Wednesday, November 02, 2005
In Other News
*Note, I'm taking over all the colors since Mel never writes. You'll know it's her because she's really funny and she'll probably have some sort of excuse for being a negligent blogger.
The surprise party for Barbara went exquisitely well last night. We had to wait a little longer than I thought, but we all bonded. Especially after I turned the lights out and made everyone talk by candlelight. Barbara was surprised into tears though, so it went well. The carrot cake Eb made was super tasty and the Nano was of course a hit. Thursday is the traditional Johnny Carino’s birthday happy hour, and Saturday is Chuey’s and downtown so birthday week is in full swing!
In other news, the lumps on Saffy’s neck aren’t life threatening. Just little pockets of meanness like I thought that a little antibiotic and anti-inflammatory should take care of. Meanwhile I’m just paying for her to have friends. $85 for an hour of playtime at the vet’s office. There’s nothing lots of pets and kisses won’t fix.
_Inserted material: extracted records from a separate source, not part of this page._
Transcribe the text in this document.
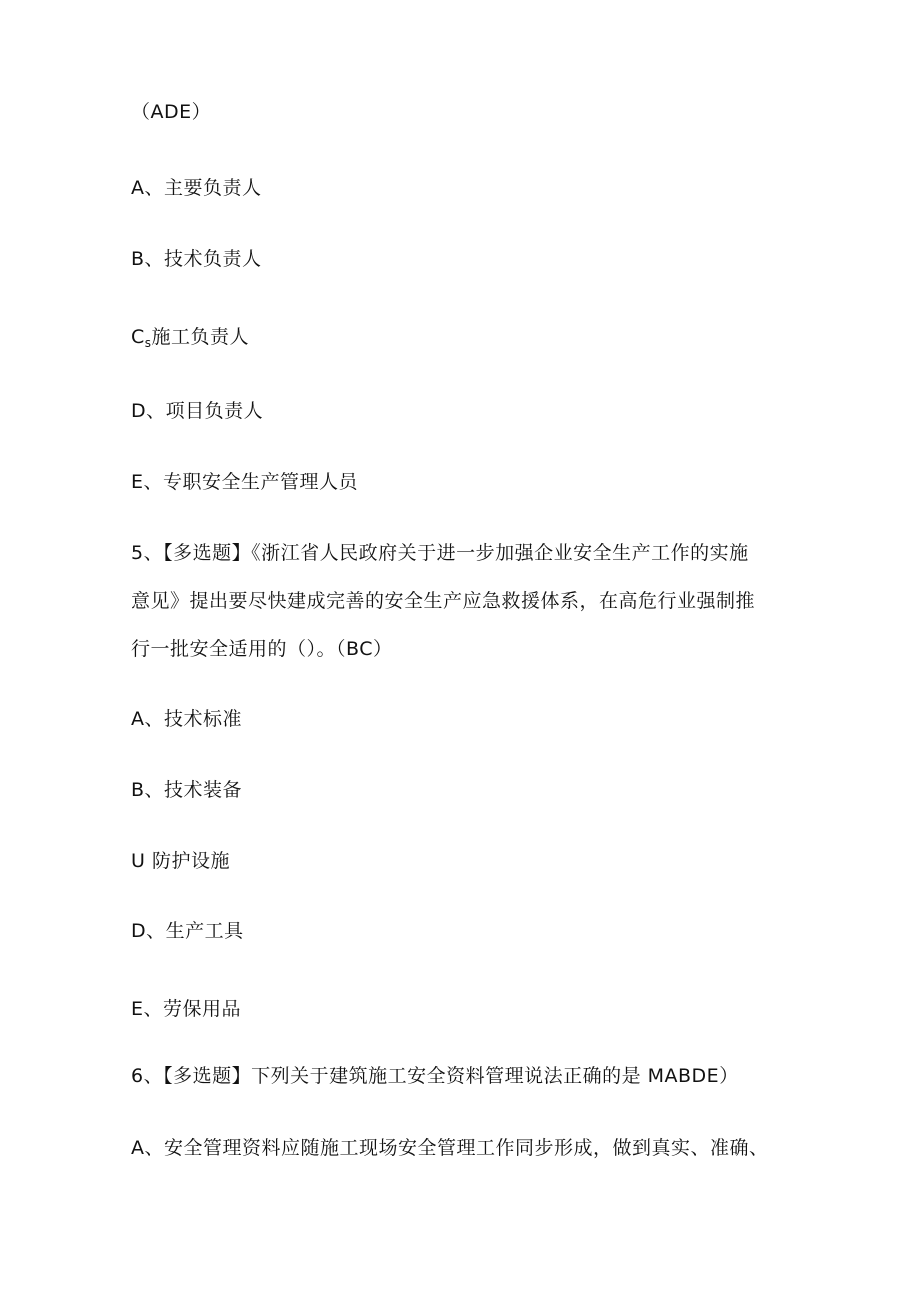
（ADE）
A、主要负责人
B、技术负责人
$C_s$施工负责人
D、项目负责人
E、专职安全生产管理人员
5、【多选题】《浙江省人民政府关于进一步加强企业安全生产工作的实施
意见》提出要尽快建成完善的安全生产应急救援体系，在高危行业强制推
行一批安全适用的（）。（BC）
A、技术标准
B、技术装备
U 防护设施
D、生产工具
E、劳保用品
6、【多选题】下列关于建筑施工安全资料管理说法正确的是 MABDE）
A、安全管理资料应随施工现场安全管理工作同步形成，做到真实、准确、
While I was walking her yesterday some guy drove by and screamed “I LOVE YOU” – it’s nice to know I’m loved. Thanks random dude. I register for classes tonight. I’m trying to take Developmental and Abnormal. Even without the running around the gym Southwestern style to get classes it still makes me a little nervous. Oh, and get this – my company is on a firing freeze because they can’t afford severance packages. Knowing that just sort of makes me feel like doing nothing, but I swear I’m working. While I’m not writing this. Yeehaw!
Tuesday, November 01, 2005
Happy Birthday Mooshie
Happy Birthday to my roommate on her 26th birthday. I wish I had a funny story for every year of Barbara’s life, but instead I’ll focus on the years after graduation since those are the years I’ve known her best. It’s odd that while in college we even sat next to each other at chapter meetings but never knew what good friends we could be. Somehow, being unleashed on the real world has made us into the best friends we are. And for the last two years - roommates. They say to never live with your best friend, but we really haven’t had problems. The first year we lived together it was in the house on Trotwood. We hated that house, but we had a lot of fun. That’s the neighborhood where the big black dog that stalked Barbara conveniently lived. That’s also the year that I broke my foot and Barbara broke her face I think. And it’s also the year that she insisted on celebrating my birthday even though I was ignoring it because I didn’t want to be 25. She baked me pumpkin bread for breakfast even. We built forts out of her bed and had many a drinking game night. Then we moved to Waters Park. We haven’t been quite as crazy in our older years, but we still have fun. It’s sort of like having a sister that you live with, but don’t fight with, which is maybe why we get along so well since we both grew up with one. We have One Tree Hill nights, and happy hours, and I’m going to miss her when our lease is up. It’ll be on to a new phase in our lives. Things will be different and still the same, but I’ll always love my Barbara. Happy Birthday Mooshie!